CINE › ESCOBAR: PARAíSO PERDIDO, óPERA PRIMA DE ANDREA DI STEFANO
› Por Juan Pablo Cinelli
Es innegable que Pablo Escobar Gaviria, máximo representante de la trágica era en que los carteles colombianos dominaban el negocio del narcotráfico, se ha convertido en un icono de la historia política de finales del siglo XX. Su figura posee, además, el magnetismo cinematográfico de los grandes criminales de la historia, de Calígula a Adolf Hitler. Hay algo en el espanto que se cifra en esos nombres que el cine consigue sublimar, dando curso a la posibilidad de convertirse en espectador del horror y lo perverso. O más exactamente, de su puesta en escena. La dificultad y el desafío a los que se enfrentan proyectos como Escobar: Paraíso perdido, que intentan revelar el carácter humano detrás del monstruo (la “banalidad del mal” descrita con elocuencia por Hannah Arendt), radica sobre todo en la búsqueda de un equilibrio de múltiples extremos, entre los que se incluyen el reduccionismo, la exageración, la justificación, el relativismo o la exaltación. El objetivo es lograr que la ficción no se convierta en mentira y que la verdad no limite la puesta en escena. Porque de eso se trata el cine.
Dificultades con las que apenas puede lidiar Escobar: Paraíso perdido, que representa el debut como director de Andrea Di Stefano, actor italiano que trabajó en películas como Una aventura extraordinaria, de Ang Lee, o Comer, rezar, amar, de Ryan Murphy. En primer lugar porque aunque Escobar, interpretado por Benicio del Toro, ocupa un lugar preponderante en la trama, el protagonista es un joven canadiense a quien el destino convierte en parte de la familia del narco. El chico se casa con una sobrina del traficante y pronto se ve preso de un círculo del cual el amor y el miedo le impiden salir. Este personaje representa un punto de vista ajeno a la realidad colombiana en la cual surge y crece el poder de Escobar y los carteles colombianos. Se trata de un mecanismo maniqueo que busca la identificación del espectador del primer mundo, interpelándolo de manera directa para tranquilizarlo y decirle que esas cosas sólo ocurren en lugares remotos, lejos de Europa o los Estados Unidos. Lejos de casa. Recurso que tiene un correlato estético en la clásica fotografía tórrida, saturada de naranjas, que es la que se utiliza por defecto para retratar realidades tercermundistas corruptas desde Traffic (2000, Steven Soderbergh) en adelante.
Pero además ese punto de vista sirve para focalizar el horror en Escobar, para cerrarlo sobre su personalidad psicopática, que acá aparece como única causa de miles de asesinatos cometidos, relativizando la culpa de, por ejemplo, un ejército de sicarios cuyo papel se resume a ser meros vehículos de la voluntad de El Patrón.
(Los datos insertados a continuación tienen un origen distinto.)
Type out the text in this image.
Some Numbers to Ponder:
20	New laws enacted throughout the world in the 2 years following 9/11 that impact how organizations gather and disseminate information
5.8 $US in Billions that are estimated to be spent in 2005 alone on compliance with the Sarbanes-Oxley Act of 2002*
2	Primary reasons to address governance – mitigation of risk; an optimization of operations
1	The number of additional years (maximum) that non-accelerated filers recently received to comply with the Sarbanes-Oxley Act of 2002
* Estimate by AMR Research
Algo que por acá en algún momento se conoció como obediencia debida. Ya desde el título el film propone una mirada paternal, definiendo al salvaje tercer mundo como un edén malogrado por sus propios habitantes. En el camino acaba siendo un retrato parcial y esquemático de uno de los criminales más grandes del siglo pasado. Suerte de manual narco para principiantes, Escobar: Paraíso perdido parece suponer que el mundo funciona a partir de compartimentos estancos y que basta con no cruzar a la vereda de enfrente para mantenerse a salvo del subdesarrollado abrazo del mal.
Escobar: Paradise lost, España,
Francia, Bélgica, Panamá, 2014
Dirección: Andrea Di Stefano.
Guión: Francesca Marciano y Andrea Di Stefano.
Música: Max Richter.
Intérpretes: Benicio del Toro, Josh Hutcherson, Brady Corbet, Claudia Traisac, Carlos Bardem y otros.